Unhappy Father's Day
Monday, June 18, 2012
Louis de Bernières: it'll be an unhappy Father's Day for some - Telegraph.
There was a moving article by auther Louis de Bernieres in The Telegraph for Fathers' Day yesterday. He condemns as "the biggest social scandal of our time" the way the family courts treat fathers and "the cruelty to which they and their children are routinely subjected." If it were not for the fact that a friend of mine is going through a divorce at present, I would have dismissed it as hyperbole. Sadly, it is soberly factual.
There seems to be a mad "women's studies" presumption in our modern system of family justice that women are all victims and all men aggressors. That mothers are saints and fathers sinners. That's not so surprising once you realise that social workers matter far more in the process now than judges. If you are unfortunate enough to go through a divorce, you will be lucky to see the same judge twice. As they dip in and out to suit court schedules they have to rely heavily on the social worker's reports rather than their own wisdom and judgement of the case and the parties. The results are really quite horrifying.
de Bernieres puts his finger on the root of this injustice when he writes;
Mr Cameron, I condemn feckless fathers as strongly as you do, but you appear unaware that by far the majority of relationships involving children are dissolved by mothers. A statistic I have read recently stated that it is 83 per cent. I look forward to your article next Mother’s Day.

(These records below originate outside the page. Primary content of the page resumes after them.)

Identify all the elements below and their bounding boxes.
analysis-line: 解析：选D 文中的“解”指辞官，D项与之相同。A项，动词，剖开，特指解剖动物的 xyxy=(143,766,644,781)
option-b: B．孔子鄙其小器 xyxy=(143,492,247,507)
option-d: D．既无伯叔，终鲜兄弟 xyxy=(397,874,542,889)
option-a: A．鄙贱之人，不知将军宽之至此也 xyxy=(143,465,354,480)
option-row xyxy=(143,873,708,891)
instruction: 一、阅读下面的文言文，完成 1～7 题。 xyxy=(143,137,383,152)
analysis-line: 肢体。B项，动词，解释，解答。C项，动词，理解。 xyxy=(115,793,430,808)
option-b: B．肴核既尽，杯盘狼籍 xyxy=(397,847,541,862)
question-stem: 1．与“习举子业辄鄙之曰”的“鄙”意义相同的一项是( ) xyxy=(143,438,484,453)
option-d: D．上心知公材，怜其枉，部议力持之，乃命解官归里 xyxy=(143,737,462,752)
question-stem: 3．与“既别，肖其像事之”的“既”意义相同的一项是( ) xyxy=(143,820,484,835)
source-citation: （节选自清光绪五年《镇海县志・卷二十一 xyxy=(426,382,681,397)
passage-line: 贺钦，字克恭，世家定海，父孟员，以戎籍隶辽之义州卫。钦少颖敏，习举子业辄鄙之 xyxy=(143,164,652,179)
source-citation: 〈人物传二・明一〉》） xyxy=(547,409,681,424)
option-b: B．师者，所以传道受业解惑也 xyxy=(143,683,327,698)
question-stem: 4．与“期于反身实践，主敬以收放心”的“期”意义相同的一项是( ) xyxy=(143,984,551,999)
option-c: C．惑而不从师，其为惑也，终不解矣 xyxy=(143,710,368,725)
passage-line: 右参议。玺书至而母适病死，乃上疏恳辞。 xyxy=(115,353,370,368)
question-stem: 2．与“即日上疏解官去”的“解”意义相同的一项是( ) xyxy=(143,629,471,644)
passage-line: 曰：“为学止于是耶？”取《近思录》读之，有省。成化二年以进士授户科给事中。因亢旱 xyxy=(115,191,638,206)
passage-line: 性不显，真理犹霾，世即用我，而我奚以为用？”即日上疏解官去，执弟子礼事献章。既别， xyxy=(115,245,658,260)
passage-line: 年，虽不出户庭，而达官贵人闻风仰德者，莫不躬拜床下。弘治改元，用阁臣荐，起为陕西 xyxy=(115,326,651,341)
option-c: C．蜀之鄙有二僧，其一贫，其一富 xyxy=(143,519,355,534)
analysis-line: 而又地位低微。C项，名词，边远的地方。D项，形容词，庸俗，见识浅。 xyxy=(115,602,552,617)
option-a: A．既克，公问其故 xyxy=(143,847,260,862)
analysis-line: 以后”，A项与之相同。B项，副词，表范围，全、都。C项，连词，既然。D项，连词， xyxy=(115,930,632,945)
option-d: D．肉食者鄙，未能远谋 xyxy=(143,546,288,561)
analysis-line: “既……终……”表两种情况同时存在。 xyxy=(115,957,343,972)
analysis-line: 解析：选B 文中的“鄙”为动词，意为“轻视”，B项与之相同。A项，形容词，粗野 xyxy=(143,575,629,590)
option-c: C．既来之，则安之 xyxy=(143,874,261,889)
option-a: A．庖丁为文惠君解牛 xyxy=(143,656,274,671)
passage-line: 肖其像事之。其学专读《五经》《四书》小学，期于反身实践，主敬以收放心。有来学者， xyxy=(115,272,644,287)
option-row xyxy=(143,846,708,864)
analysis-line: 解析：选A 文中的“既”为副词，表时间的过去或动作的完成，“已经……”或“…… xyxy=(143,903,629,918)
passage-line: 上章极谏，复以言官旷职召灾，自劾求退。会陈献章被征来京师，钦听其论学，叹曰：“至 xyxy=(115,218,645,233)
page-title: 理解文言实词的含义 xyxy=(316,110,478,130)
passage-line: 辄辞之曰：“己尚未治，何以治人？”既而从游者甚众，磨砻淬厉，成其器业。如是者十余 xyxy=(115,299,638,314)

And why would that be? Perhaps because women are so advantaged by the system that they do not face the consequences of their actions? They don't have to consider, as men do, that if they break up the marriage, they will almost certainly lose their children. They don't have to consider the financial consequences either, as those are mostly visited on the father. Nor do they suffer any opprobrium for depriving their children of the now much undervalued benefit of a father.
Justice can only be done at the individual level, case by sad case. The full spectrum of good and evil can be found in both sexes as it can in all classes, races and social groups. Whenever "social justice" - i.e. justice at the collective level based on assumptions as to the relative merits of groups - is attempted, it results in far worse ills than those it seeks to cure.
Have a thought for the lost fathers of Britain at their work today, saddened by bitter thoughts of how their Father's Day should have been.